My list is a bit different:

Photoshop ➡️ Krita Illustrator ➡️ Krita After Effects ➡️ Blender Premier Pro ➡️ kdenlive Adobe XD and Figma ➡️ Everything about these tools seems wrong to me (see comment below) Cinema 4D and 3DS Max ➡️ I thought everyone ditched those in favor of Blender long ago? LOL

I completely do not understand the appeal of tools like Figma. As a developer who's made lot of single page web applications (though not in a while... Maybe everything is different now? 🤷) tools like Figma seem like they'd create a major headache for developers.

I mean, sure: If a tool gives you a quick, easy, collaborative way to mock up a website and user interactions then by all means! But it looks like people are going far beyond that and using Figma to generate code. In my experience with such tools in the past, that's where everything goes wrong.

If the developers themselves aren't using the tool then the code will drift from the GUI design tool too much over time, becoming a boat anchor that holds development back and slows everything down. But maybe folks are just using it to get things started? I dunno. I just don't get the hype around it.

Then again, I'm a guy who does all his CAD design work in OpenSCAD so I might have something like a superpower in regards to visual reasoning that prevents me from understanding the issues others have with conceptualizing code-as-design 🤷

[–] CookieOfFortune@lemmy.world 2 points 3 months ago (1 children)

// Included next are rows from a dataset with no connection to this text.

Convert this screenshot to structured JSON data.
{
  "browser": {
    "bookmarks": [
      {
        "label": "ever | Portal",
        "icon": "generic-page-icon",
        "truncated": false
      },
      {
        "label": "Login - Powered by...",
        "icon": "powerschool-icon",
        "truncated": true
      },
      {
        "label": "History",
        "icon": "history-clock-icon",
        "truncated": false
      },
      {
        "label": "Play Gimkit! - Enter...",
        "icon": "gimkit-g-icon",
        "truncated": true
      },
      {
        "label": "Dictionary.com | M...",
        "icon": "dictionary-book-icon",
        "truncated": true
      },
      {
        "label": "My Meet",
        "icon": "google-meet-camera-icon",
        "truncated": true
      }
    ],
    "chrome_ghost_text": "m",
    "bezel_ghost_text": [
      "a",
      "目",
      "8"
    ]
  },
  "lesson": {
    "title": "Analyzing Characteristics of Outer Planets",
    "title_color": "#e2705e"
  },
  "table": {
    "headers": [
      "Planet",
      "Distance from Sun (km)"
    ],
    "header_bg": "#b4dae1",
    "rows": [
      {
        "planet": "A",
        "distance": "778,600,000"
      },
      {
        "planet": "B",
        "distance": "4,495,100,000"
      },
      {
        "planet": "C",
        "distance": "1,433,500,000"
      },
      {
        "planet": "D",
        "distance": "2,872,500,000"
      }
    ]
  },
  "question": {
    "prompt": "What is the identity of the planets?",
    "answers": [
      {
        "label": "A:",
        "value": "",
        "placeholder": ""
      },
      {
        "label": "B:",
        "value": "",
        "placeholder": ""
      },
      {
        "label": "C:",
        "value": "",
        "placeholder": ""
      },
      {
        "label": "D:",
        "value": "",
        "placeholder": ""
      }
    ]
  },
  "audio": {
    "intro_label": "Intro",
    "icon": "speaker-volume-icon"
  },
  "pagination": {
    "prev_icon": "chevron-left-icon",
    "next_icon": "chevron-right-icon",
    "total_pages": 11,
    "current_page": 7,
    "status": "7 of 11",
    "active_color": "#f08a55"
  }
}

I’ve seen Figma provide CSS values but I think it’s main purpose is designers can use it to create UX specs that devs can then implement. It’s definitely more convenient to make mocks in than using HTML and CSS directly. It also seems more popular than the Adobe option but it’s also super not free

[–] humorlessrepost@lemmy.world 1 points 3 months ago* (last edited 3 months ago)

Agreed. The problem is that their customers are non-technical PMs, and their sales material acts like they offer copy/paste code generation. The PMs then expect to get their money’s worth by cutting dev time in half, and they aren’t going to blame their own decision when that doesn’t happen.